Abstract

This review considers the revitalisation programme for Scottish Gaelic (referred to simply as ‘Gaelic’ [ɡalik] by its speakers) which has gathered pace since the 1980s. Gaelic is a minority Celtic language with approximately 58,000 speakers in Scotland (Scottish Government 2015) and 1,500 speakers in Canada (Statistique Canada 2016). Gaelic in Scotland developed from the Old Irish spoken by people moving back and forwards between Ireland and Scotland in the 4th-5th centuries and eventually became the language spoken across almost all of Scotland in the high medieval era (11th-12th centuries). Since this time, language shift has been taking place in Scotland and locations where the majority of the population speak Gaelic are now confined to north and west Highland areas such as the Western Isles (Outer Hebrides). Frequent waves of migration from Scotland have led to diasporic populations of Gaelic speakers including the substantial settlements in Nova Scotia, Canada, where many Gaelic speakers emigrated in the late eighteenth and early nineteenth centuries.
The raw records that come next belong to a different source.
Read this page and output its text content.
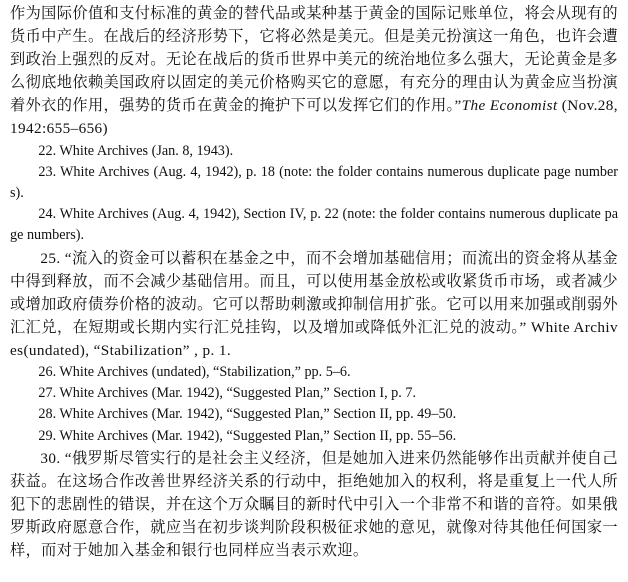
作为国际价值和支付标准的黄金的替代品或某种基于黄金的国际记账单位，将会从现有的货币中产生。在战后的经济形势下，它将必然是美元。但是美元扮演这一角色，也许会遭到政治上强烈的反对。无论在战后的货币世界中美元的统治地位多么强大，无论黄金是多么彻底地依赖美国政府以固定的美元价格购买它的意愿，有充分的理由认为黄金应当扮演着外衣的作用，强势的货币在黄金的掩护下可以发挥它们的作用。”The Economist (Nov.28, 1942:655–656)

22. White Archives (Jan. 8, 1943).

23. White Archives (Aug. 4, 1942), p. 18 (note: the folder contains numerous duplicate page numbers).

24. White Archives (Aug. 4, 1942), Section IV, p. 22 (note: the folder contains numerous duplicate page numbers).

25. “流入的资金可以蓄积在基金之中，而不会增加基础信用；而流出的资金将从基金中得到释放，而不会减少基础信用。而且，可以使用基金放松或收紧货币市场，或者减少或增加政府债券价格的波动。它可以帮助刺激或抑制信用扩张。它可以用来加强或削弱外汇汇兑，在短期或长期内实行汇兑挂钩，以及增加或降低外汇汇兑的波动。” White Archives(undated), “Stabilization” , p. 1.

26. White Archives (undated), “Stabilization,” pp. 5–6.

27. White Archives (Mar. 1942), “Suggested Plan,” Section I, p. 7.

28. White Archives (Mar. 1942), “Suggested Plan,” Section II, pp. 49–50.

29. White Archives (Mar. 1942), “Suggested Plan,” Section II, pp. 55–56.

30. “俄罗斯尽管实行的是社会主义经济，但是她加入进来仍然能够作出贡献并使自己获益。在这场合作改善世界经济关系的行动中，拒绝她加入的权利，将是重复上一代人所犯下的悲剧性的错误，并在这个万众瞩目的新时代中引入一个非常不和谐的音符。如果俄罗斯政府愿意合作，就应当在初步谈判阶段积极征求她的意见，就像对待其他任何国家一样，而对于她加入基金和银行也同样应当表示欢迎。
The texts reviewed here document the process of language shift but especially focus on revitalisation efforts undertaken in order to increase speaker numbers and also increase the contexts and usage of Gaelic. As both works demonstrate, the revitalisation programme has its origins in the eighteenth and nineteenth centuries but really gained momentum in the 1980s with the advent of increased Gaelic broadcasting, education in Gaelic, and the subsequent Gaelic Language Act in 2005, which gave Gaelic in Scotland equal legal status to English. Each work takes quite a different approach to considering these issues: McLeod (2020) is a historical and legal analysis of language policy from 1872 to 2020 and McEwan-Fujita (2020) collects the outcome of several linguistic anthropological studies conducted with different Gaelic-speaking groups and organisations. Together, these works provided different angles and levels of analysis of the Gaelic revitalisation programme and offer substantial inspiration for future work. As well as giving a detailed picture of the Gaelic context, these works will be useful for those working in other minority language contexts, linguistic anthropology, and language policy.